Asymmetric dipping of bacteriophage M13 coat protein with increasing lipid bilayer thickness

Abstract

Knowledge about the vertical movement of a protein with respect to the lipid bilayer plane is important to understand protein functionality in the biological membrane. In this work, the vertical displacement of bacteriophage M13 major coat protein in a lipid bilayer is used as a model system to study the molecular details of its anchoring mechanism in a homologue series of lipids with the same polar head group but different hydrophobic chain length. The major coat proteins were reconstituted into 14:1PC, 16:1PC, 18:1PC, 20:1PC, and 22:1PC bilayers, and the fluorescence spectra were measured of the intrinsic tryptophan at position 26 and BADAN attached to an introduced cysteine at position 46, located at the opposite ends of the transmembrane helix.
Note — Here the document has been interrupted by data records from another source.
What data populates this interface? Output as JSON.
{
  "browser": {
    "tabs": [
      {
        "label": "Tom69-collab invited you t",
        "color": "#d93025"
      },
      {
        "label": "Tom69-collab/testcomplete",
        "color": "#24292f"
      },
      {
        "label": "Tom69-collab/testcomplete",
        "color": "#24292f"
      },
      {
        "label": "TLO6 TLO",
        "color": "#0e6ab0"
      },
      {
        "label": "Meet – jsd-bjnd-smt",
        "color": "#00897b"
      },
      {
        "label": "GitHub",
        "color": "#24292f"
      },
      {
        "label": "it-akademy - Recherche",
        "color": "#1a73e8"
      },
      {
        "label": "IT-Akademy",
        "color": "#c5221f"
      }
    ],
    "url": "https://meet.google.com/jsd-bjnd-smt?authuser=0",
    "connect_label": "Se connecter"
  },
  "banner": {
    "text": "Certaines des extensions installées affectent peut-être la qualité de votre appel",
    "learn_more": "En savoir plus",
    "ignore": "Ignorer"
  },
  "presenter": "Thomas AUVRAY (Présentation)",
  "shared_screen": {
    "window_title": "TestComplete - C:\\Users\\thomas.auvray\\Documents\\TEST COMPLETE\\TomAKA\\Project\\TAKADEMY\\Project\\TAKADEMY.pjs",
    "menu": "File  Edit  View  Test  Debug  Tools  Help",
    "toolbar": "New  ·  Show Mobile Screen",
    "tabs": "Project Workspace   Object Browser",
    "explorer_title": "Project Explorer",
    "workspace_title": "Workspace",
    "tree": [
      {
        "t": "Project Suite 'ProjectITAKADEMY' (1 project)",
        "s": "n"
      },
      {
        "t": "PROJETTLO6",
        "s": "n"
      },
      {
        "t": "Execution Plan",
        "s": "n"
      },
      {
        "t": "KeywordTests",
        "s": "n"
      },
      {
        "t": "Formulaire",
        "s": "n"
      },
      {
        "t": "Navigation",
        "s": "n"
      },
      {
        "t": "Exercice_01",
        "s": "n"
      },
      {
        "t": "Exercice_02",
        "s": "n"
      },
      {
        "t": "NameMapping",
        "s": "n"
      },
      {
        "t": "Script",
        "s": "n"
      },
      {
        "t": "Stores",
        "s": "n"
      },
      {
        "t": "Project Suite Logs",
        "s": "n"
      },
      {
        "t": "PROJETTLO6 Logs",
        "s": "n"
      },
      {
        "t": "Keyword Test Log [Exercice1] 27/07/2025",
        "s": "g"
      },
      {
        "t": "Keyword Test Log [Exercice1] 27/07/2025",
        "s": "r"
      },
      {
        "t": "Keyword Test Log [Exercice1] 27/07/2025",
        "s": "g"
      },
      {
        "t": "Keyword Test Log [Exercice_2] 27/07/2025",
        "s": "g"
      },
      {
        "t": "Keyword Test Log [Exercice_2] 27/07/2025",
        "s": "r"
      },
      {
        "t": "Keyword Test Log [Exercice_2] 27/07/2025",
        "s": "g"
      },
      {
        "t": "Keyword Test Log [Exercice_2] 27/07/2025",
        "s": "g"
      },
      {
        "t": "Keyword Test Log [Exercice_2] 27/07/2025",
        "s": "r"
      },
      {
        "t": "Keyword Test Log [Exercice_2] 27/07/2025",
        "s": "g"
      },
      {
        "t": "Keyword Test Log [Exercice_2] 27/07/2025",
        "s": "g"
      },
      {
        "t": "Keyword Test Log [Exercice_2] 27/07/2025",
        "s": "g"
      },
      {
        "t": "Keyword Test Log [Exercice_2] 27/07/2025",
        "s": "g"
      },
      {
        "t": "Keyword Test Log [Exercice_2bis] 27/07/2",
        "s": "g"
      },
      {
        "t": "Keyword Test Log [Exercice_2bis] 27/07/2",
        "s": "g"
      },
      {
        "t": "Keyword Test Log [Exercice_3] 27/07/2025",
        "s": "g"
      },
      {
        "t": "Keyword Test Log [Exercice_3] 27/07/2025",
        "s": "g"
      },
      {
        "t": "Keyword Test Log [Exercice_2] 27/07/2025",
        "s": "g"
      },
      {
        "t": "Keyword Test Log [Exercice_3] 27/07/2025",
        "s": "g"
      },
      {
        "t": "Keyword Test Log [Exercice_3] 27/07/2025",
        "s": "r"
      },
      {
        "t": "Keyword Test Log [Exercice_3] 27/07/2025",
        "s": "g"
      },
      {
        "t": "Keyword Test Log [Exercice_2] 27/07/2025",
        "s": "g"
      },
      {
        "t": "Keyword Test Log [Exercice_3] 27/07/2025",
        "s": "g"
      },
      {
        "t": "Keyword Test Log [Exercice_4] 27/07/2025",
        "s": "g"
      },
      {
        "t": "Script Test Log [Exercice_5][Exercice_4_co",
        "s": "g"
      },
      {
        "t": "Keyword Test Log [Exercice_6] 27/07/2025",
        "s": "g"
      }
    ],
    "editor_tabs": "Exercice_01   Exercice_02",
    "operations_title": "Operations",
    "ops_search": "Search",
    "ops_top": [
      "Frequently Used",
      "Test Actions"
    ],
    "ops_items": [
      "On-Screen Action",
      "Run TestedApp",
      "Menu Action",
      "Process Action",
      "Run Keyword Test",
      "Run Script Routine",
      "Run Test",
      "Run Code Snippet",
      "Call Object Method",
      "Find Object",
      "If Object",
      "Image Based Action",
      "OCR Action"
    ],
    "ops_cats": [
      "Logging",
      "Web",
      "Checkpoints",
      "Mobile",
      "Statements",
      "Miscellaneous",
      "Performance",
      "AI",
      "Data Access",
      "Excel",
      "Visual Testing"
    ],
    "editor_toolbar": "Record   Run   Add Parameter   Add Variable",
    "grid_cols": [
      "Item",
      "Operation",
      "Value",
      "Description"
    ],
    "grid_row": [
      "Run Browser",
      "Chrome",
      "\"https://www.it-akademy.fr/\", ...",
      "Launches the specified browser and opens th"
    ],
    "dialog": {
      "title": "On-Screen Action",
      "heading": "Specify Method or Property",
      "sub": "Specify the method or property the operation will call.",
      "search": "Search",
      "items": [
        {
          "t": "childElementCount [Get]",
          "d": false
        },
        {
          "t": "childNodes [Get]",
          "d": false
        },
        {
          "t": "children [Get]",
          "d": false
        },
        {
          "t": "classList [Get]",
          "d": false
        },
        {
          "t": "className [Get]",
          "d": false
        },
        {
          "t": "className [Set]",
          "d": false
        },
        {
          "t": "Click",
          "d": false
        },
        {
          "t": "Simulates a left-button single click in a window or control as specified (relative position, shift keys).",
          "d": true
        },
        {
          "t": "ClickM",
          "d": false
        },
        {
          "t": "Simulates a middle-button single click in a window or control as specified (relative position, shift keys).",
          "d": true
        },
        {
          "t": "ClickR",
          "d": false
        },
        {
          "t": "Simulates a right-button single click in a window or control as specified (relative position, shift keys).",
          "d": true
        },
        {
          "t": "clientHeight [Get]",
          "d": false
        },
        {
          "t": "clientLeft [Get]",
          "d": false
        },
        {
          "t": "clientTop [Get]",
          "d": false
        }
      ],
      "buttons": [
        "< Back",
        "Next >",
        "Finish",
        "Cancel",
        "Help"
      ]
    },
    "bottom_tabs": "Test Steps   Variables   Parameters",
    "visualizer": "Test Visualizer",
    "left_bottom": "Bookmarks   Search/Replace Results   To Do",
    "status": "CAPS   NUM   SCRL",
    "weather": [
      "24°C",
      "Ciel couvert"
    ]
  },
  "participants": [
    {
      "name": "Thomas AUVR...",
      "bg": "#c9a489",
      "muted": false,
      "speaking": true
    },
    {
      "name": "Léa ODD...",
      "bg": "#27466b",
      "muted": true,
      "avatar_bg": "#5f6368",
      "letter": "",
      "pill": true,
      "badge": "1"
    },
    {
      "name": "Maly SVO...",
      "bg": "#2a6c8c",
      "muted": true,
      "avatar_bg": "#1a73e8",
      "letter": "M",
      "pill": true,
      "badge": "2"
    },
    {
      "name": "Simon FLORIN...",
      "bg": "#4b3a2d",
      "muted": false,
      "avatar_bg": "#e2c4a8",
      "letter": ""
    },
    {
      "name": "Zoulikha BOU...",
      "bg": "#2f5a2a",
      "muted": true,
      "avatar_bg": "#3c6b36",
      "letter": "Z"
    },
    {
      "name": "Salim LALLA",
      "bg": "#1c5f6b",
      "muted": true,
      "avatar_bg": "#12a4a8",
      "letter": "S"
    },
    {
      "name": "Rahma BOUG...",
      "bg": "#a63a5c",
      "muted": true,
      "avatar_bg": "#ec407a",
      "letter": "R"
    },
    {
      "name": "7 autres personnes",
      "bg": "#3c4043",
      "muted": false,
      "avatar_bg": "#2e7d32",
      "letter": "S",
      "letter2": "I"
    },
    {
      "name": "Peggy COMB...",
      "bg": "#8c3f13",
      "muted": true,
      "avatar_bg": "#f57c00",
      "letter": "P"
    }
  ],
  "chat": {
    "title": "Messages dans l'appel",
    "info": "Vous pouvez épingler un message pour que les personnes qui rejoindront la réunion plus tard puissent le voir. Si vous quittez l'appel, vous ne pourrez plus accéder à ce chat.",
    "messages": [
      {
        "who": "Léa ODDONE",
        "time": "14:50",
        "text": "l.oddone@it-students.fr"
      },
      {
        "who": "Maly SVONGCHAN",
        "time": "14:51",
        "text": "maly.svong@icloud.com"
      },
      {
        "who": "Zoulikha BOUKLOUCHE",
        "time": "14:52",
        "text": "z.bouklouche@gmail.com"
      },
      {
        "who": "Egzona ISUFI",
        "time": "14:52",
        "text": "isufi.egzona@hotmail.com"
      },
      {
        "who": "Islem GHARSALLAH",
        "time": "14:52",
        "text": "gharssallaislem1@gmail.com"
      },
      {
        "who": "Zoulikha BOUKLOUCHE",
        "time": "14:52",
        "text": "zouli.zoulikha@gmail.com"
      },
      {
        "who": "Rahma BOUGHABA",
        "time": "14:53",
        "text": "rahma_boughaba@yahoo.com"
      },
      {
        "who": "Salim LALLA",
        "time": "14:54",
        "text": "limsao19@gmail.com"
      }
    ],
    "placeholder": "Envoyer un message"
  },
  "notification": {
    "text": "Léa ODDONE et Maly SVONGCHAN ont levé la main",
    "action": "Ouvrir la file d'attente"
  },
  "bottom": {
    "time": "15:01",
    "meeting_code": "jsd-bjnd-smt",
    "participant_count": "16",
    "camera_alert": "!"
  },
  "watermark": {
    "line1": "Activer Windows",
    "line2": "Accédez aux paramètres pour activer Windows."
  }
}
The fluorescence maximum of tryptophan shifted for 700 cm -1 on going from 14:1PC to 22:1PC, the corresponding shift of the fluorescence maximum of BADAN at position 46 was approximately 10 times less (∼ 70 cm -1). Quenching of fluorescence with the spin label CAT 1 indicates that the tryptophan is becoming progressively inaccessible for the quencher with increasing bilayer thickness, whereas quenching of BADAN attached to the T46C mutant remained approximately unchanged. This supports the idea that the BADAN probe at position 46 remains at the same depth in the bilayer irrespective of its thickness and clearly indicates an asymmetrical nature of the protein dipping in the lipid bilayer. The anchoring strength at the C-terminal domain of the protein (provided by two phenylalanine residues together with four lysine residues) was estimated to be roughly 5 times larger than the anchoring strength of the N-terminal domain.